[sf-lug] fascinating story: How Munich rejected Steve Ballmer and kicked Microsoft out of the city
Rick Moen
rick at linuxmafia.com
Fri Nov 22 16:25:32 PST 2013
A truly excellent article about migration of a major site from
Microsoft-centric computing to open source.
Quoting author Nick Heath:
> "We planned a slow migration, carrying out the migration and the
> development of our LiMux client in parallel." Peter Hoffman
>
> Munich chose to standardise processes for capturing each department's
> infrastructure and requirements and for testing and release management, at
> the cost of adding several years to the project's completion date.
This is important. It speaks to them being serious about requirement
analysis. And also, avoiding the trap of promoting open source
primarily on the basis of 'it's cheaper' was vital.

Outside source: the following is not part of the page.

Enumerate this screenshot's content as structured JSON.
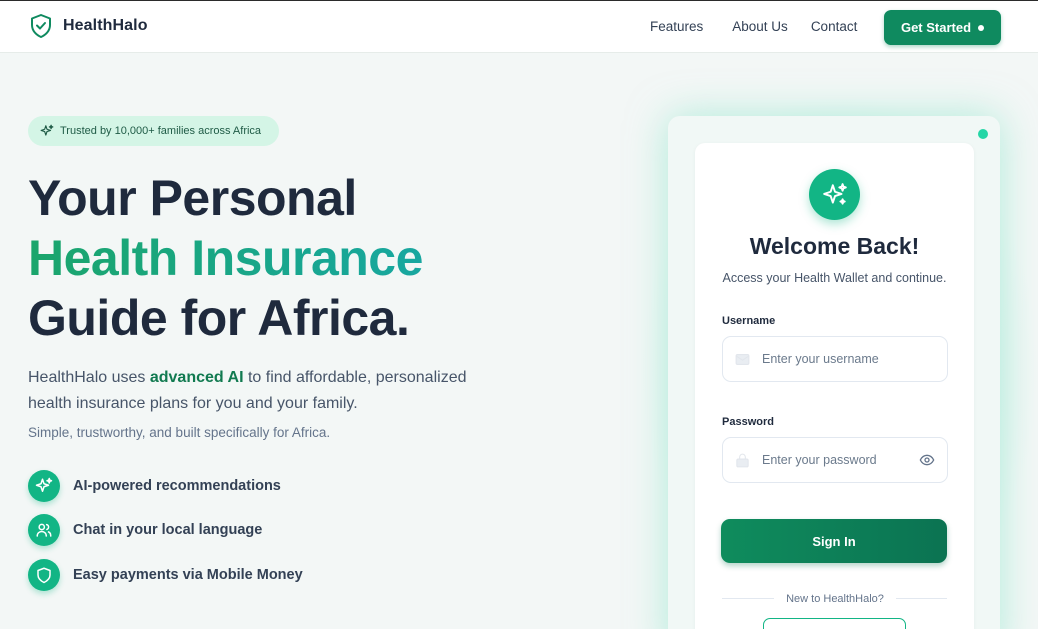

> Large chunks of the software used by the council were built using Microsoft
> technologies. For example, a sizeable proportion of Microsoft Office macros
> were written in Microsoft's programming language Visual Basic, while other
> departments were tied to Internet Explorer by a dependence on ActiveX.
These are two of the three most pervasive problem areas.

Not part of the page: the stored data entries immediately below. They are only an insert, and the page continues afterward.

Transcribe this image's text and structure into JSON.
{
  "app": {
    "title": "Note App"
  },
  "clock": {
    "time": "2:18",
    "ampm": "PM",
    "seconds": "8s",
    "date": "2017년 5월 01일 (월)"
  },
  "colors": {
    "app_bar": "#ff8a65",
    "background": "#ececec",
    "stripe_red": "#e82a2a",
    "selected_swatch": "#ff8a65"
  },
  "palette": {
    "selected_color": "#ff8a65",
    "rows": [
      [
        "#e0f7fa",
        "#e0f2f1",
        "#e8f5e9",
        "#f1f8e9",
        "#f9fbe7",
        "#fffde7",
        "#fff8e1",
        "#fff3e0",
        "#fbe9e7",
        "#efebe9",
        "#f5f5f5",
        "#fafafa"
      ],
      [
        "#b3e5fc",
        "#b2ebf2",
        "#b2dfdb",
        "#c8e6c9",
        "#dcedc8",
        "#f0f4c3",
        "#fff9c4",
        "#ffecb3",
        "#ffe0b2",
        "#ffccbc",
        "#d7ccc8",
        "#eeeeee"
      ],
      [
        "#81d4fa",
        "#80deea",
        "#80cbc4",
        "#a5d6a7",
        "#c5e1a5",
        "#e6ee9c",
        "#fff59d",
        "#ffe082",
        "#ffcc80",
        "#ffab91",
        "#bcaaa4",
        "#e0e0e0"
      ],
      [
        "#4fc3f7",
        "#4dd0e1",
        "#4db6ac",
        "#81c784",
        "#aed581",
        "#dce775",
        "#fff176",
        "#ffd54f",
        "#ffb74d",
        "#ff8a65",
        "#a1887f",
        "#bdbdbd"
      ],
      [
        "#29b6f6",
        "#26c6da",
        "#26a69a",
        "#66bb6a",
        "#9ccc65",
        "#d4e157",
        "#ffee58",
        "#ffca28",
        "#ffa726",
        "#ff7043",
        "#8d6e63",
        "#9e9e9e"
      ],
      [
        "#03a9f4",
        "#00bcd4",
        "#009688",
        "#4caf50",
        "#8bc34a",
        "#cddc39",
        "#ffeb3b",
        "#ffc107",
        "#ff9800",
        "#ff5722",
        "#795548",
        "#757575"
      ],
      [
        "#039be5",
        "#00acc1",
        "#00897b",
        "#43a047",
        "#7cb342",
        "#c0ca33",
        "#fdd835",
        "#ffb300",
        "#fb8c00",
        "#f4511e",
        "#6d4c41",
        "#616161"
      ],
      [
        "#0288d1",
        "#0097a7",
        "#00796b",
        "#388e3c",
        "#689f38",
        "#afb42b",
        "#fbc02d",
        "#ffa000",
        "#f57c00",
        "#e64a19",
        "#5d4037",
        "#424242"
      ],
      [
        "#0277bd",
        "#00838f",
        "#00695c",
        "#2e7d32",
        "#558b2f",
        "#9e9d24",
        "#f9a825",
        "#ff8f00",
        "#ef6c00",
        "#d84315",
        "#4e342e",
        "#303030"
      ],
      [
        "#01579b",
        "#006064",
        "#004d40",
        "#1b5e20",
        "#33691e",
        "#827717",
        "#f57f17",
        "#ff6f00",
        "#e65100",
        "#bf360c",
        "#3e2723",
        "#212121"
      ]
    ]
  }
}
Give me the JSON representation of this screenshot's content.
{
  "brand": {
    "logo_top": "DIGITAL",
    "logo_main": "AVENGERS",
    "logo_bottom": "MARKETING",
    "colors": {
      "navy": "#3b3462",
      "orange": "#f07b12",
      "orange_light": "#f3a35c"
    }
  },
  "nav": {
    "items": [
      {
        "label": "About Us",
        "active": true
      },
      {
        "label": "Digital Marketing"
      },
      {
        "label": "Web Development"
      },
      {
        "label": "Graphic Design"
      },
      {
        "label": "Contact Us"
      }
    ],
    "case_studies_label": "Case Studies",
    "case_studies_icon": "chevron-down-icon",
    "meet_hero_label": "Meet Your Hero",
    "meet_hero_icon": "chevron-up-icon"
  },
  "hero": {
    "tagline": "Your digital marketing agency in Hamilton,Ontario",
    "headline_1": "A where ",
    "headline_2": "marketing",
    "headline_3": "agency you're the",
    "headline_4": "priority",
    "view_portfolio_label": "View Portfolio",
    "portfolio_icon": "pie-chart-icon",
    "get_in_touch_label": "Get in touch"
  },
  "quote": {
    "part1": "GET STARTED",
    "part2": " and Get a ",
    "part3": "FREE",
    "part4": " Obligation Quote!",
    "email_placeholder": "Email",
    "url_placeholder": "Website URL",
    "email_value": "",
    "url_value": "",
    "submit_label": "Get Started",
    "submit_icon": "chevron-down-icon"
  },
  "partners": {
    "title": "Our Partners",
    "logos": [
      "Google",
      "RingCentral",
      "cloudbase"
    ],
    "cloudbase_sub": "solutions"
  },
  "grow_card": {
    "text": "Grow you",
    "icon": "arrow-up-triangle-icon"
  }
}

> One of the main complaints from Munich staff using LiMux and
> OpenOffice is about incompatibilities with Microsoft Office.

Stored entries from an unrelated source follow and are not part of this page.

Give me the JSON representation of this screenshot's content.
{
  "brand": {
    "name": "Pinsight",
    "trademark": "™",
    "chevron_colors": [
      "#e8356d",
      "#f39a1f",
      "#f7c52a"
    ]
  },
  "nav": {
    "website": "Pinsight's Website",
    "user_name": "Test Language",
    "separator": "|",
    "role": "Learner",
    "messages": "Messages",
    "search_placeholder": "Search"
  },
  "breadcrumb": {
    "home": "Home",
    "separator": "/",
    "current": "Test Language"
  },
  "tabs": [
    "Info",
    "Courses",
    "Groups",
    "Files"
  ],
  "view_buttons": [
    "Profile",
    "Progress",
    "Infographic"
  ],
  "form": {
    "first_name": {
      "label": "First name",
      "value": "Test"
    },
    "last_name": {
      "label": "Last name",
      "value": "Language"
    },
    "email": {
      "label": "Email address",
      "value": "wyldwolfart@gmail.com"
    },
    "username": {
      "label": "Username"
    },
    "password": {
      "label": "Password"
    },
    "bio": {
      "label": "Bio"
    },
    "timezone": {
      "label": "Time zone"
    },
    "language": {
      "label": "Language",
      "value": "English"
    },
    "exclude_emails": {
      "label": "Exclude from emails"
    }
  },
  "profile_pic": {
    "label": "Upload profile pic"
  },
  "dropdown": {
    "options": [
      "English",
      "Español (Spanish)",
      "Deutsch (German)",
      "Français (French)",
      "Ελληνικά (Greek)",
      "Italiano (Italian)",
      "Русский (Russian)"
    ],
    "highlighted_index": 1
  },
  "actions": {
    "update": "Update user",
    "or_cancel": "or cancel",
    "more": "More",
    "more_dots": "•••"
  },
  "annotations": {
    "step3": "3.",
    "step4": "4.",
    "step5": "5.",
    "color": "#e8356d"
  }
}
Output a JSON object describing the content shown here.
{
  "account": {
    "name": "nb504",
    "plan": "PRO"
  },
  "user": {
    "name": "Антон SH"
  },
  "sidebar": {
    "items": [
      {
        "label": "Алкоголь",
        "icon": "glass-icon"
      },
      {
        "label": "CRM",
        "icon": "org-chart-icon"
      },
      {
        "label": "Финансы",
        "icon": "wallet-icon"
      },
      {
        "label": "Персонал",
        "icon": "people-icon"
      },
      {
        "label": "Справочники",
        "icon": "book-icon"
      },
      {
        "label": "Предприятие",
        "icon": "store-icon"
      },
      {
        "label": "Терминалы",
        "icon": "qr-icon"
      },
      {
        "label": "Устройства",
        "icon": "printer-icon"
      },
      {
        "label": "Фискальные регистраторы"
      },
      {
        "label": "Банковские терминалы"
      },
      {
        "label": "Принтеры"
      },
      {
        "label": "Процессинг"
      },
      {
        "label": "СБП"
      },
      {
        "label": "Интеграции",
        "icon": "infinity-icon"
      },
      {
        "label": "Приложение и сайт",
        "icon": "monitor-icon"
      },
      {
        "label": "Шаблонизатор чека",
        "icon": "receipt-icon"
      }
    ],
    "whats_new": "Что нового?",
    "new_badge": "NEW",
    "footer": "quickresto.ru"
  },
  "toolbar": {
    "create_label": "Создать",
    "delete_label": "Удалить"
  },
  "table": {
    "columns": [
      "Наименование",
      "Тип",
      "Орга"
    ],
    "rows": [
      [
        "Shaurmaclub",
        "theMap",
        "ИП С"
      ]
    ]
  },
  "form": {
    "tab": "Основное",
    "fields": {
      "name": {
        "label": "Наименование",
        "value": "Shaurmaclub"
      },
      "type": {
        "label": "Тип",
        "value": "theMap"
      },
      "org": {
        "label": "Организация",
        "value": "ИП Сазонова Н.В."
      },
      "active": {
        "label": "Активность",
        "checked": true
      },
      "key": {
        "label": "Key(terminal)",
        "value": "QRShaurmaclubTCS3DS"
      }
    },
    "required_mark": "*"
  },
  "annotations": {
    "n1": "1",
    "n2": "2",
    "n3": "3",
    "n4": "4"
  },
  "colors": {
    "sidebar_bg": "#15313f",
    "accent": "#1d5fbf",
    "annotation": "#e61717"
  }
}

> Documents, spreadsheets and other files display some fonts, pictures
> and layouts differently in OpenOffice than in Microsoft Office, and
> changes to some documents are not properly logged.
And that's the third. With something as ideosyncratic as the MS-Office
applications, font and layout metrics are just not going to be quite the
same in third-party compatible software such as LibreOffice and
OpenOffice.org.
> 170 specialised apps tailored to different roles performed by the
> council.
And there are always these -- underlining why requirements analysis is so
important. (Sometimes, it might best to punt and say 'Fine, you can
keep running your antique version of Quicken in a virtual NT4 session
under LiMux.'
They're lucky to have not attempted to decouple from Microsoft
infrastructure before they could be tied more strongly into
Active Directory (with or without Exchange Server). That makes divorce
more problematic.
> "The only downside is there's no-one to blame when things do go wrong, but
> what's the advantage of that?" Hofmann said.